As LTE footprints expand, smartphone vendors and the service providers need to address battery issues.
The unhappiness of subscribers about the short battery life of smartphones running on the advanced networks is made clear in a survey by J.D. Power and Associates. The crux of the findings is presented in this paragraph in Telecompetitor's coverage of the release, which quotes from J.D. Power's press release:
Latest results from J.D. Power's initial 2012 report show that customer satisfaction with battery performance "is one of only a few attributes that have declined significantly" as compared to Vol. 2 of its 2011 survey, dropping from an index rating of 6.9 to 6.7 on a ten-point scale. 4G smartphone performance ratings for battery performance fell to 6.1, much lower than the 6.7 score for 3G smartphone customer satisfaction with battery performance. It's hard to see these scores increasing as Bring Your Own Device trends grow and users have even less power left over for their own uses.
The main problem, according to a piece at Wired, is that 4G devices are location-based. They are constantly searching for signals and advertising the device's location to available networks. This - and performing whatever task the app is designed to once a network is found - is a big battery drain. The story looks at Geoloqi, a company that aims to drive efficiencies in geolocation functions.
A looming issue, according to a story at PCWorld, is the next-generation smartphones that employ quad-core processors. That, according to In-Stat Chief Technology Strategist Jim McGregor, could be a big problem:
Smartphones are already burning battery with 4G radios and high-definition screens, and running resource-intensive applications through quad-core processors and other accelerators could usurp power, McGregor said.

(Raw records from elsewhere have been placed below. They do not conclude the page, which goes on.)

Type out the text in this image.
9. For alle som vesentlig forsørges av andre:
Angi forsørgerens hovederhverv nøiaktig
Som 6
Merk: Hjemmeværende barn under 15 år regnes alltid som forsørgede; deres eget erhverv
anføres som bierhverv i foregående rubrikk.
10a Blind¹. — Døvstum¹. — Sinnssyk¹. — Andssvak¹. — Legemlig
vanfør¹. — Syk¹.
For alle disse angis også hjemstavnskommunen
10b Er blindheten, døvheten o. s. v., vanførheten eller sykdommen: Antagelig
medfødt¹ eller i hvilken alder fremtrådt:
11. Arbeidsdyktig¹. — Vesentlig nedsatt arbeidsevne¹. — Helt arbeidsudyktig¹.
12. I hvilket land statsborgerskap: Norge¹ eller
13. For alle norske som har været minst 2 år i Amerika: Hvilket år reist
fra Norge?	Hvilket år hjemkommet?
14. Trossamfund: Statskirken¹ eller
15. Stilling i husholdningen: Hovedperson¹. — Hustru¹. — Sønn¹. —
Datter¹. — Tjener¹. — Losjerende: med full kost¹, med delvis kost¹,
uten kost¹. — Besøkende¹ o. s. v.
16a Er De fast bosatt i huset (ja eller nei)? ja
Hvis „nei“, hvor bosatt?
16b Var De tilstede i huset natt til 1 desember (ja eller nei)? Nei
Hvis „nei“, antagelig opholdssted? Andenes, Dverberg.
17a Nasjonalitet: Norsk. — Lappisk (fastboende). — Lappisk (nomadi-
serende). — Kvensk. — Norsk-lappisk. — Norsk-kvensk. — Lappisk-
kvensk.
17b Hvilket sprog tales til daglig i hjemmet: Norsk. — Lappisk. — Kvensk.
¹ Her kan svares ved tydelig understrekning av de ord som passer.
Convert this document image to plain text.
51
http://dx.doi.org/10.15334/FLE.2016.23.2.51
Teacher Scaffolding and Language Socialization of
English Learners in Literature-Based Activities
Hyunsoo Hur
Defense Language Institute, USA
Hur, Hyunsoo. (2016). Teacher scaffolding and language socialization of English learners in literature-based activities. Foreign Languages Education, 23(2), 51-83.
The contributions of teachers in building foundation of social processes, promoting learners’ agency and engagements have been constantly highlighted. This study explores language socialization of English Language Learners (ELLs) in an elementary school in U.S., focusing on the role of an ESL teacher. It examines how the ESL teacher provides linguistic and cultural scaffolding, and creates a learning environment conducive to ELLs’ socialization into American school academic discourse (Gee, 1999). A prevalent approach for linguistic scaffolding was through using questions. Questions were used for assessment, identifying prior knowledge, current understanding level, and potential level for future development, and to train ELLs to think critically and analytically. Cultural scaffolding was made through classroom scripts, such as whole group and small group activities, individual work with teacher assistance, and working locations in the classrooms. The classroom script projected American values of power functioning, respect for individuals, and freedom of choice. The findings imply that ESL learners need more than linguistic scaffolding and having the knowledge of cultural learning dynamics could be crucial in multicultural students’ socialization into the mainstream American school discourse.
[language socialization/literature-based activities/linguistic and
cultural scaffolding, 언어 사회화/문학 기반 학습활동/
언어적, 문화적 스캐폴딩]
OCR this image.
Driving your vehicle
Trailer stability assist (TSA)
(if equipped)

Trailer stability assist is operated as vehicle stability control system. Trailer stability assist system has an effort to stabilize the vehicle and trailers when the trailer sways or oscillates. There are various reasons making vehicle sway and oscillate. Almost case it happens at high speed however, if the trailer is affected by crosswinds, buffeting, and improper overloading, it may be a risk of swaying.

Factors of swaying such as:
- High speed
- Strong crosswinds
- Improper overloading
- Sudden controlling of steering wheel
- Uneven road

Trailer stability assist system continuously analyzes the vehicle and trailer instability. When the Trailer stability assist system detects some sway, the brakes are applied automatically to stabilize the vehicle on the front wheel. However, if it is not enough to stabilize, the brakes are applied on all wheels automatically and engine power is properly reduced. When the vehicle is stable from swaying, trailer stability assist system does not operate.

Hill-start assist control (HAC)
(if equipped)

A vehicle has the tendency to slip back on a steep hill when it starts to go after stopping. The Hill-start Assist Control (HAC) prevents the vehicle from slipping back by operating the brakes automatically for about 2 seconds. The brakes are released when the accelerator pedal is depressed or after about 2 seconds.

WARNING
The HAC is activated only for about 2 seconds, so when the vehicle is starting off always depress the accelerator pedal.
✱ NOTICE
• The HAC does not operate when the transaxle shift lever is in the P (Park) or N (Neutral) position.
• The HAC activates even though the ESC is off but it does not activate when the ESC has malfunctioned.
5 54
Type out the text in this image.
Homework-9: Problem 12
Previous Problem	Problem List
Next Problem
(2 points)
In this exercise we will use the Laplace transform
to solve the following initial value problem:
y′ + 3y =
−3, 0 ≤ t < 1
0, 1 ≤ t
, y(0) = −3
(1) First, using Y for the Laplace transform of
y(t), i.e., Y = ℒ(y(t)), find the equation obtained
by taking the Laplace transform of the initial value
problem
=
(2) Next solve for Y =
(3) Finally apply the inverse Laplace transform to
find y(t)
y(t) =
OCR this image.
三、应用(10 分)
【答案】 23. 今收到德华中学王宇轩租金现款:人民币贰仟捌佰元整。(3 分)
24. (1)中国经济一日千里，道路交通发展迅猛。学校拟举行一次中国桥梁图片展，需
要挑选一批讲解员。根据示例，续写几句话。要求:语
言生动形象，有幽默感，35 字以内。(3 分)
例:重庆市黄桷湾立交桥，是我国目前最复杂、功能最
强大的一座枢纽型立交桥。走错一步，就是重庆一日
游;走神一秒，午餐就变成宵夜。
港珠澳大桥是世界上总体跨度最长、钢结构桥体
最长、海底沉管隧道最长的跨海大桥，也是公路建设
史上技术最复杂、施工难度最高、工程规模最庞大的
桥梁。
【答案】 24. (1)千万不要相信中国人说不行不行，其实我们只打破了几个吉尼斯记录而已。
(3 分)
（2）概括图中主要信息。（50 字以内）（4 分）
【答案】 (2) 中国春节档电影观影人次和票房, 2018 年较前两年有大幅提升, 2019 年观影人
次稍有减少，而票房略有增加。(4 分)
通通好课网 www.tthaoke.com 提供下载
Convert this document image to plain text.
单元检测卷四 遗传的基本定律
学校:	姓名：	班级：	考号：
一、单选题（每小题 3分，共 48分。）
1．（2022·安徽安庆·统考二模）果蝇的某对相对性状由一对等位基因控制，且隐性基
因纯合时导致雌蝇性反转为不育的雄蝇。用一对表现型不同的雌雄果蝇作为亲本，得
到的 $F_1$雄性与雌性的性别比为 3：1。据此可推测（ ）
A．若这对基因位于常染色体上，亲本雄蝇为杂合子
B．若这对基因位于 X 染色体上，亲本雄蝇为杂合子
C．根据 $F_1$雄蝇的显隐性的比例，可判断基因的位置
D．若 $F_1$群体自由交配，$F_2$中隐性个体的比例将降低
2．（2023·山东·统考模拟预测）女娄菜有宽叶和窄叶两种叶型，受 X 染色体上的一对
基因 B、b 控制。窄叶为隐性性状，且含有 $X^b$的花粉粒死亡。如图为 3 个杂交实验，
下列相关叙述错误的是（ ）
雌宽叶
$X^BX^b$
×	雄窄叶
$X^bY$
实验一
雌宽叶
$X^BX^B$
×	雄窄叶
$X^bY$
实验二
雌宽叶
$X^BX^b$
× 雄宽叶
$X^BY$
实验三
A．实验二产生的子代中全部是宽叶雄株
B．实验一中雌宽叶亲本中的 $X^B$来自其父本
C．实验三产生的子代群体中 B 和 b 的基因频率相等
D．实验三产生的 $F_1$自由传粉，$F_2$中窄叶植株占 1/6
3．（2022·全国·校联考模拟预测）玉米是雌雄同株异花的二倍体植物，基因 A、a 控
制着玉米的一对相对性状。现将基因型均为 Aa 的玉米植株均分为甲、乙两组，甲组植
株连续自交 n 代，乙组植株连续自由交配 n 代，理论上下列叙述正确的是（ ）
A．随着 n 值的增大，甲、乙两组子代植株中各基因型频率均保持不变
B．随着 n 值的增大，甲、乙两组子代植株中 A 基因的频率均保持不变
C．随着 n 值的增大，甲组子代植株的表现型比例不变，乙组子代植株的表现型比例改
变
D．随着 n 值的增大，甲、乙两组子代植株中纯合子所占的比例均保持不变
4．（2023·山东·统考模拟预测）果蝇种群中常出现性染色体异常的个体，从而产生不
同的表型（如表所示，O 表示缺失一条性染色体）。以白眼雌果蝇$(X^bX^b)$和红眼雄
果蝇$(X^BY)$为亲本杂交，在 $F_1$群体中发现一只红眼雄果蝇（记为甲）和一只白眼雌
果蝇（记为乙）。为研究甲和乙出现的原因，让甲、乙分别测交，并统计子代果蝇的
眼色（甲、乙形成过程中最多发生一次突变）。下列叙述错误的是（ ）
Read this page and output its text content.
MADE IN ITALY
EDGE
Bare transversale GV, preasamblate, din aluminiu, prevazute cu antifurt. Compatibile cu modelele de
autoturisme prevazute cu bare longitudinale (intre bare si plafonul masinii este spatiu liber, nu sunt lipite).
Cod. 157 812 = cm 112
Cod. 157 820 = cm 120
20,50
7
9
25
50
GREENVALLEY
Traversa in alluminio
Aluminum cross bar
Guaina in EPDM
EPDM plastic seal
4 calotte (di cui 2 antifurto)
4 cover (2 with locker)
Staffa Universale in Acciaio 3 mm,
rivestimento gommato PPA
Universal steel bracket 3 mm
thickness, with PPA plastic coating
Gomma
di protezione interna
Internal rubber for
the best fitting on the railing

There is a silver lining. If past is prologue, there are many accessible things that can be done to stretch battery life. The bottom line is that IT departments and users don't think much about conserving battery life until the threat arises. At that point, some simple steps can lessen the challenge. Such mundane steps as reducing the backlight more quickly, toning down the default brightness setting and turning on fewer functions at startup go a long way to solving (or at least delaying) the problem.
Along those lines, Tom's Guide offers a wealth of tips. This guide provides general tips on conserving smartphone power, tips for saving power specifically tied to the screen display, tips for LTE and WiMax, tips specific to iOS, Android and Windows Phone and, finally, apps aimed at improving battery life.